XVI
Nous savons bien, nous le répétons encore, qu'en dehors de cette supériorité ou de cette infériorité relative des genres dans la poésie, il y a la supériorité ou l'infériorité des poëtes, qui dément souvent cette classification par la souveraine exception du talent; que tel poëte épique, comme Homère, par exemple, est égal ou supérieur à tel poëte lyrique, comme Orphée; que tel poëte dramatique, comme Shakspeare, par exemple, dépasse tous les poëtes épiques des temps modernes, et contient, dans son océan personnel de facultés poétiques, l'hymne, l'ode, le récit, le drame, la tragédie, la comédie, l'élégie, tout ce qui vibre, tout ce qui pense, tout ce qui chante, tout ce qui agit, tout ce qui pleure, tout ce qui rit dans le cœur de l'homme aux prises avec la nature.
J'ai tort d'avoir écrit tout ce qui rit, car le rire n'est pas du domaine de la poésie telle qu'elle doit être entendue. Même quand on rit en vers, non-seulement le rire n'est jamais poétique, mais encore il est l'opposé de toute poésie, car il est l'inverse de tout enthousiasme et de toute beauté.
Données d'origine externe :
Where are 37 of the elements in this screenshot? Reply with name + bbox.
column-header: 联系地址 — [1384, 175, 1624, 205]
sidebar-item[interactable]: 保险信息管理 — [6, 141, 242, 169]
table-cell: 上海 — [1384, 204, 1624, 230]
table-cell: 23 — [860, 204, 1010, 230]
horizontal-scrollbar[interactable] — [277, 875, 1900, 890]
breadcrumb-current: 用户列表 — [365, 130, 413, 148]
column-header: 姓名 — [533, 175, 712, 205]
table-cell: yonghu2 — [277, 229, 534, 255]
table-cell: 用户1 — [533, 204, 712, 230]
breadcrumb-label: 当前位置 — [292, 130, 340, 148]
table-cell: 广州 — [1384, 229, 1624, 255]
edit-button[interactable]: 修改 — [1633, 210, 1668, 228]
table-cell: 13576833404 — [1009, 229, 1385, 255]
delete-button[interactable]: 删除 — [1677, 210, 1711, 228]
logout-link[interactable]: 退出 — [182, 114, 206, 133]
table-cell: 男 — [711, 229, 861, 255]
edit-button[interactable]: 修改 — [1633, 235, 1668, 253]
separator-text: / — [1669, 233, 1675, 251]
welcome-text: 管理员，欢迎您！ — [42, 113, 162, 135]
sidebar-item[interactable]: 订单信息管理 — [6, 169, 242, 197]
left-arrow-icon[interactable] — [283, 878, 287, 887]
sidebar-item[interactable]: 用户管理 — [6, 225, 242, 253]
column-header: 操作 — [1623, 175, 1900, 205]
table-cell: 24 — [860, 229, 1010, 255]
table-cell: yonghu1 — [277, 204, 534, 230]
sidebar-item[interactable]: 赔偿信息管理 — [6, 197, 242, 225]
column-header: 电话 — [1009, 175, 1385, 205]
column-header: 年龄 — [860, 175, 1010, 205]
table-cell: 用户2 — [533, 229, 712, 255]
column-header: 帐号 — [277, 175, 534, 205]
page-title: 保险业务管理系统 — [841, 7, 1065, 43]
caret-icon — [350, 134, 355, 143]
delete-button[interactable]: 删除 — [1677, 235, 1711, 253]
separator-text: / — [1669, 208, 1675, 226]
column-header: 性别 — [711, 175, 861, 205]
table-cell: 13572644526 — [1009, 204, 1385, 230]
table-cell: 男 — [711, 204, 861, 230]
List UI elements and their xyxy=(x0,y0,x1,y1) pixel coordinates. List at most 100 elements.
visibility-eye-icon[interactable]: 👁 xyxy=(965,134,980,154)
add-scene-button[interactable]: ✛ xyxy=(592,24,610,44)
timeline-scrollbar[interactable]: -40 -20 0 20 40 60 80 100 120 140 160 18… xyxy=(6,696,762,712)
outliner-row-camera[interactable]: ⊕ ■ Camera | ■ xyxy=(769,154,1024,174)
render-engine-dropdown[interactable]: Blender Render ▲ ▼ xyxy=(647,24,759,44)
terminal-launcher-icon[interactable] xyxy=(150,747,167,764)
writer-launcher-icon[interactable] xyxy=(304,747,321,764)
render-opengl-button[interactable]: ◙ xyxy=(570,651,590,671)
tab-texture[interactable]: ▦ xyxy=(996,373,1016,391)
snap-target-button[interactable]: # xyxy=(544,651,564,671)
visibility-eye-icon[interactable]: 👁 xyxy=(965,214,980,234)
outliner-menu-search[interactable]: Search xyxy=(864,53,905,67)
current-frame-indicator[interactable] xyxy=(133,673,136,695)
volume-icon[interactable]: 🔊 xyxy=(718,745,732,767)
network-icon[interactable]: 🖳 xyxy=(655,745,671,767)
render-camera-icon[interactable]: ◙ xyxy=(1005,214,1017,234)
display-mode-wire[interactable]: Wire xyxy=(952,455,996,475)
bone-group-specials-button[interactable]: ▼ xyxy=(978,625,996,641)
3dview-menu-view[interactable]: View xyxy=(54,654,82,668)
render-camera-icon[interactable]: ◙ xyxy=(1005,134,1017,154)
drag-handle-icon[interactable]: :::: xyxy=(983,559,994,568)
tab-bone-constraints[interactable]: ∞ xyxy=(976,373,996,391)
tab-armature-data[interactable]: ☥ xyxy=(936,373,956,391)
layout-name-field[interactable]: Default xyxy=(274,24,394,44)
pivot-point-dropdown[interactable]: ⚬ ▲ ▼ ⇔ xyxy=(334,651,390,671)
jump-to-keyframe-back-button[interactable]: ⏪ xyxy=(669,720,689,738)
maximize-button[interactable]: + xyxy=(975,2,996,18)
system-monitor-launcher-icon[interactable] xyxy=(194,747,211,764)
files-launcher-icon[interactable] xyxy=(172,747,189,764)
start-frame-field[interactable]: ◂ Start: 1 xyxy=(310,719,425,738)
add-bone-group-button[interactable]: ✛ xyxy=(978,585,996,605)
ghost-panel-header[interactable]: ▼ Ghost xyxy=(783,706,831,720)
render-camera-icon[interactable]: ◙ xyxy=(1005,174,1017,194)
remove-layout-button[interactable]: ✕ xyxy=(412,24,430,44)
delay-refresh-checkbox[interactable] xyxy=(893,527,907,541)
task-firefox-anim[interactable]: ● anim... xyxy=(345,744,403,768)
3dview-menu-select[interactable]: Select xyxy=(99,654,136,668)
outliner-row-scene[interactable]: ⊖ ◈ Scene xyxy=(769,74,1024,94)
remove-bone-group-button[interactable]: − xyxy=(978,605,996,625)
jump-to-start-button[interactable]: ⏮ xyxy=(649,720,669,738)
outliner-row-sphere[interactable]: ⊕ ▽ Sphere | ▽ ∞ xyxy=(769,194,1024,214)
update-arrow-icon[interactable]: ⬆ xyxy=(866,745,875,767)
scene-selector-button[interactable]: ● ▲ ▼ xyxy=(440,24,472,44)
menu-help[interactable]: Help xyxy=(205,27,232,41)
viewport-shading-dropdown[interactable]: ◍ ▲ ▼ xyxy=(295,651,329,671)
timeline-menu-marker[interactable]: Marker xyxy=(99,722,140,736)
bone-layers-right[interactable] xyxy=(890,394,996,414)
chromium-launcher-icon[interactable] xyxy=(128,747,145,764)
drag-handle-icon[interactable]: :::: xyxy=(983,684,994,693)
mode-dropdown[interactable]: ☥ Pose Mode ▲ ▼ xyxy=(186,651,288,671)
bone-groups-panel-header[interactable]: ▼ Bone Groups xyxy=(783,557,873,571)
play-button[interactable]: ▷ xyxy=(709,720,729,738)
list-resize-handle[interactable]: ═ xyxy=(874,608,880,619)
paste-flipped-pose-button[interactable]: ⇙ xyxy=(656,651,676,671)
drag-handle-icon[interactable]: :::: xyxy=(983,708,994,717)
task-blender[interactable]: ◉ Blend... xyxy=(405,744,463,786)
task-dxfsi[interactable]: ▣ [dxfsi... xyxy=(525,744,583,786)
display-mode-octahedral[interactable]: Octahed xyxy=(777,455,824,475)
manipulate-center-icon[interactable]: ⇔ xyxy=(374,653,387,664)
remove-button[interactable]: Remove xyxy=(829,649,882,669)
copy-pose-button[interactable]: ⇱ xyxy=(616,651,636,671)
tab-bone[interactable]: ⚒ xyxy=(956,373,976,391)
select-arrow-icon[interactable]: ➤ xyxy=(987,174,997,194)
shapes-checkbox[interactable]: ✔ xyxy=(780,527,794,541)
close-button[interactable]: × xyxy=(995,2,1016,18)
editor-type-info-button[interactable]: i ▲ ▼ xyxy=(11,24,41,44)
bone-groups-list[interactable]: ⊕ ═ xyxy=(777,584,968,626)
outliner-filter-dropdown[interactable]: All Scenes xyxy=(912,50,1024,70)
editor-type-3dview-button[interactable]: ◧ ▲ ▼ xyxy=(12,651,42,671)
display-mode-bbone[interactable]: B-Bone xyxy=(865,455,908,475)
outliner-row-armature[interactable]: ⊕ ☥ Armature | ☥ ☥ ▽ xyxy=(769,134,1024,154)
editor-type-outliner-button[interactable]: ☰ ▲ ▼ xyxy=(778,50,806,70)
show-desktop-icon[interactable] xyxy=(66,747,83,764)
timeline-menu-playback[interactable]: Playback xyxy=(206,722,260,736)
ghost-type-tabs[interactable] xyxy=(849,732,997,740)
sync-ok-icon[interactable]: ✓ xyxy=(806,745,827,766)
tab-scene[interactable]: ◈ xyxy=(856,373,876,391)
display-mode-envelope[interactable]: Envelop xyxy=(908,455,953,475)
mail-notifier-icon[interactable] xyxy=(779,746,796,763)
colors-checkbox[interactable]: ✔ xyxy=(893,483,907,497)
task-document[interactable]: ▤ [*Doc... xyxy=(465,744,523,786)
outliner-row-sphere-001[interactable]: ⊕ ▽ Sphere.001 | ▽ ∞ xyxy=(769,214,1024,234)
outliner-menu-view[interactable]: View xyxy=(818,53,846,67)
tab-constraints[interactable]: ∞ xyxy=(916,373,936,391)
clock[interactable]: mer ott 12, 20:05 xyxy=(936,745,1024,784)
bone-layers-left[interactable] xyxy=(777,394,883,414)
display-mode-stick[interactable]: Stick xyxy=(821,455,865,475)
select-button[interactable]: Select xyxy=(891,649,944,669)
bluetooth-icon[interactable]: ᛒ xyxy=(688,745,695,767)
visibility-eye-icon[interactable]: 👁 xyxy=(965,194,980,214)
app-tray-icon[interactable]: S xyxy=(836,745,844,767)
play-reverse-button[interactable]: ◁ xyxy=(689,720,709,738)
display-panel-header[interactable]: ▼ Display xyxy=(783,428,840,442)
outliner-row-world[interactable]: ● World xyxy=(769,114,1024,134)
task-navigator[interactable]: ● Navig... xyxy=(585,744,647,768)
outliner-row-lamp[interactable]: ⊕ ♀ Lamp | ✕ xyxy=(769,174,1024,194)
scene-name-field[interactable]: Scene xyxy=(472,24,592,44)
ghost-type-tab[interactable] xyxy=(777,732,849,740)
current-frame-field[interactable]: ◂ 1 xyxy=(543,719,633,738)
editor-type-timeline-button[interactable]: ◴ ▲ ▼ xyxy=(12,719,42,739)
Le rire est une des mauvaises facultés de notre espèce; c'est l'expression du dénigrement, de la moquerie, de la vanité cachée, et d'une maligne satisfaction de nous-mêmes en surprenant nos semblables en flagrant délit de ridicule. Le rire est amusant, mais il n'est pas sain. Les grands comiques peuvent avoir le génie de l'infirmité humaine; ils peuvent être de grands peintres, ils ne sont jamais des poëtes, si ce n'est par hasard dans l'expression. Le rire est la dernière des facultés de l'homme. L'envie rit, la malignité rit, l'ironie rit, le mépris rit, la foule rit dans ses mauvais jours; jamais la bonté, jamais la pitié, jamais l'amour, jamais la piété, jamais la charité, jamais la vertu, jamais le génie, jamais le dévouement, jamais la sagesse. Malheur au peuple athénien qui riait de tout, même de ses gloires et de ses malheurs!
Passez-moi cette imprécation contre le rire en poésie. On ne rit pas au ciel. Satan seul rit quand l'homme tombe. Le beau et le saint sont sérieux. Il s'agit du beau.
XVII
Un mot maintenant sur nos divisions dans ce livre.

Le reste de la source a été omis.